Human beings also hover close to the top of the food chain. If a human ingests a Class II insecticide (moderately toxic, such as DDT), low or moderate exposure can result in nausea, diarrhea, and irritation; while high exposure can cause tremors, convulsions, and in extreme cases — chromosomal damage linked to diseases or problems in development. Ingesting some toxins in large amounts can also cause death.
There have been several attempts to downgrade the harmful effects of biomagnification like eliminating the use of heavy metals from industries and daily use, regularly cleaning contaminated areas that fester toxins, and proper disposal of toxic substances. Eating fish and other marine animals is also a common reason why humans ingest toxins — several initiatives have raised awareness around eating marine animals that are in-season to avoid toxic effects of biomagnification that occurs seasonally due to natural processes.

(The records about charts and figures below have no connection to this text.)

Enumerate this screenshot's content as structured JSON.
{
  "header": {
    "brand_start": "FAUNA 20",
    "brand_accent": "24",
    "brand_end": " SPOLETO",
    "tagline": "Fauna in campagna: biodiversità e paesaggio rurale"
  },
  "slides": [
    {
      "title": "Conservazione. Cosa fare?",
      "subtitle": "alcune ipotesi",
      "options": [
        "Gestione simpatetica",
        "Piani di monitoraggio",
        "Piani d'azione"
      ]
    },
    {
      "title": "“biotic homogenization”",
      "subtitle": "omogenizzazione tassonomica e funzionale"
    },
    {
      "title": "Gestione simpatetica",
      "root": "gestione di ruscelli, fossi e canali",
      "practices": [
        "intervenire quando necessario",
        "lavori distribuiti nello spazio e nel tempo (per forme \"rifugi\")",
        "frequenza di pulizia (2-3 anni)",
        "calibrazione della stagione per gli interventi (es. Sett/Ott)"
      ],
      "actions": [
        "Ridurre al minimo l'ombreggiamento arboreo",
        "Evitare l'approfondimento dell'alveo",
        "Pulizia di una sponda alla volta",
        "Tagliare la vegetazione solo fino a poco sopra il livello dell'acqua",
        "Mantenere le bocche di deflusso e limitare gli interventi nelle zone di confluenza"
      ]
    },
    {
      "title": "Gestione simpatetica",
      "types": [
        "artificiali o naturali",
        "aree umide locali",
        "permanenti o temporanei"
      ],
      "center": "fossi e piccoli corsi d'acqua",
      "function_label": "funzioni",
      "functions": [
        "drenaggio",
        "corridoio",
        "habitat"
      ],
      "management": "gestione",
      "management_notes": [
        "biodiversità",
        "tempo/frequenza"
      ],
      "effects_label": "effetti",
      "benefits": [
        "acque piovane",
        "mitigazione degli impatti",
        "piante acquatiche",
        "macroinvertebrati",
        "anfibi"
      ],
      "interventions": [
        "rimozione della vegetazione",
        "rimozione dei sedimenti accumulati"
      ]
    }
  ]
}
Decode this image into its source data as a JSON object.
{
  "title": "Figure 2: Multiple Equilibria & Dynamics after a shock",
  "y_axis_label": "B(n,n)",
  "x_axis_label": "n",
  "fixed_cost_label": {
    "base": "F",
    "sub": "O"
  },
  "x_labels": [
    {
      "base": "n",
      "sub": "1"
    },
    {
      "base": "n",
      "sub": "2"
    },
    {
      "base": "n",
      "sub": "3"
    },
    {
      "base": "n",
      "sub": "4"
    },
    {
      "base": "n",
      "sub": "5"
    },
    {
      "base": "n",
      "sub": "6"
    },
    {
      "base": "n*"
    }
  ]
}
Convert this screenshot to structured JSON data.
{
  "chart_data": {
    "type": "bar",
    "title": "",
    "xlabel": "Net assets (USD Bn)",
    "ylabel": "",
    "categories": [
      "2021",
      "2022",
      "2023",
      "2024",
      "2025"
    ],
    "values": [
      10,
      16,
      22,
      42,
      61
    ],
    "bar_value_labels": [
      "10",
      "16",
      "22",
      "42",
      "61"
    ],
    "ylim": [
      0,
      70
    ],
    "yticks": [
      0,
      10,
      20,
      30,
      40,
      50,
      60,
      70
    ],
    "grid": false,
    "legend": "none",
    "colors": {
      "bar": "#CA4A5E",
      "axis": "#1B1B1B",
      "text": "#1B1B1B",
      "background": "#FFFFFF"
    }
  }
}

However, the greatest likelihood of change will come at a legislative level, which seems unlikely. India still remains the largest producer of DDT in the world due to its use in fumigation and control of vector-borne diseases such as malaria and dengue. India voted to oppose the 2020 deadline to ban DDT around the world at the Conference of the Parties (CoP) to the Stockholm Convention on Persistent Organic Pollutants (POPs) in Geneva. To date, several poor households continue to use DDT as an insecticide — which comes at the detriment of the many components making up the food chain.
Apart from humans, who are omnivores, predators must consume highly toxic prey below them in the food chain. In a situation where apex predators are already facing a severe decline in population due to forest fires, loss of habitat, and overexploitation, biomagnification is another silent killer that can deter environmental conservation efforts. Apex predators are known to play an important role in “ecosystem functioning, disease regulation, and biodiversity maintenance” — biomagnification would mean they end up consuming noxious waste leading to fatal consequences. As researchers say, “The full recovery of viable apex predator populations is currently the exception rather than the rule.”